OECD Warns UK to Keep Borrowing Costs High Until Inflation Eases and Remains Stable

The Organisation for Economic Co-operation and Development (OECD), a leading global economic authority, has cautioned the UK against lowering borrowing costs until the rate of inflation reduces and stabilizes. According to the OECD, the current interest rate of 5.25%, which is the highest since 2008, should remain in place.

In its economic outlook report for 2024, the OECD stated, “The fiscal and monetary policy mix is adequately restrictive and should remain so until inflation returns durably to target.” This statement supports the approach taken by the Bank of England, whose stance on inflation has not hinted at an imminent rate cut.

The report also predicts a sluggish growth for the UK economy, with a projected gross domestic product (GDP) growth of 0.4% this year and 1% in 2025. However, there is some positive news for UK workers, as the OECD expects “stronger” wage growth when accounting for inflation.
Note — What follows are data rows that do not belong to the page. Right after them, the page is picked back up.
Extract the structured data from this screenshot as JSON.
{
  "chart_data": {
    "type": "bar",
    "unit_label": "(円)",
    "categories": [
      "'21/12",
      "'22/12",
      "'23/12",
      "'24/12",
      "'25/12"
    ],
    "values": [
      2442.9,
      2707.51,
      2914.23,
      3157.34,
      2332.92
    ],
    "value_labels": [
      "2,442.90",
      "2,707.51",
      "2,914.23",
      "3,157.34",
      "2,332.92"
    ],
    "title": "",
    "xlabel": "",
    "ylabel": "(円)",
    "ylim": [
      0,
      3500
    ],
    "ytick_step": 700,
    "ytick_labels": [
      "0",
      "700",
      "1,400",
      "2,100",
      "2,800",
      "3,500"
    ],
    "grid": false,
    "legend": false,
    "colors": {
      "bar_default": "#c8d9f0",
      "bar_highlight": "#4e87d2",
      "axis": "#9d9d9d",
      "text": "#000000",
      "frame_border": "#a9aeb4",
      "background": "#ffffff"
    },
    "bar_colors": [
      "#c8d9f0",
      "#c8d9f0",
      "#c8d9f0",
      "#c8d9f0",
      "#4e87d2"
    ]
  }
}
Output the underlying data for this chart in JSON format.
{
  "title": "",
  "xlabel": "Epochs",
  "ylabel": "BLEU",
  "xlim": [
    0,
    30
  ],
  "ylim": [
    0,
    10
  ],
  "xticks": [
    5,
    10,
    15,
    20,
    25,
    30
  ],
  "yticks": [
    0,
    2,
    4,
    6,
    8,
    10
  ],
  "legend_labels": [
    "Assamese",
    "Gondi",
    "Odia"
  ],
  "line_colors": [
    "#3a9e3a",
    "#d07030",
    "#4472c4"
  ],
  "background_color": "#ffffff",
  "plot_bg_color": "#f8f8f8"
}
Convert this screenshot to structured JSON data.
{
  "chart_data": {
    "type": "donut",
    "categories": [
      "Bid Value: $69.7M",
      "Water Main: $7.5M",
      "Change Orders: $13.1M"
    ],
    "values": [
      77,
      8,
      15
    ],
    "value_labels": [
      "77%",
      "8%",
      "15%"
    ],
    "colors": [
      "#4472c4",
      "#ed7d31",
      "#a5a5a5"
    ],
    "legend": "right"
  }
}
This, in turn, will lead to a “modest pick-up” in household consumption.

Despite this, the OECD anticipates a continued rise in prices, with inflation expected to remain “elevated” at 3.3% in 2024 and 2.5% in 2025 – above the Bank of England’s target of 2%. These projections further support the notion that the Bank may keep interest rates higher for a longer period to reduce the flow of money in the economy and curb inflation. The OECD also adds that a rate cut is not likely until at least August.

If the forecasts for inflation hold true, the UK will still fare better than other G20 countries, a group of industrialized nations, in terms of inflation. The average inflation rate among these nations is expected to be 5.9% this year and 3.6% next year.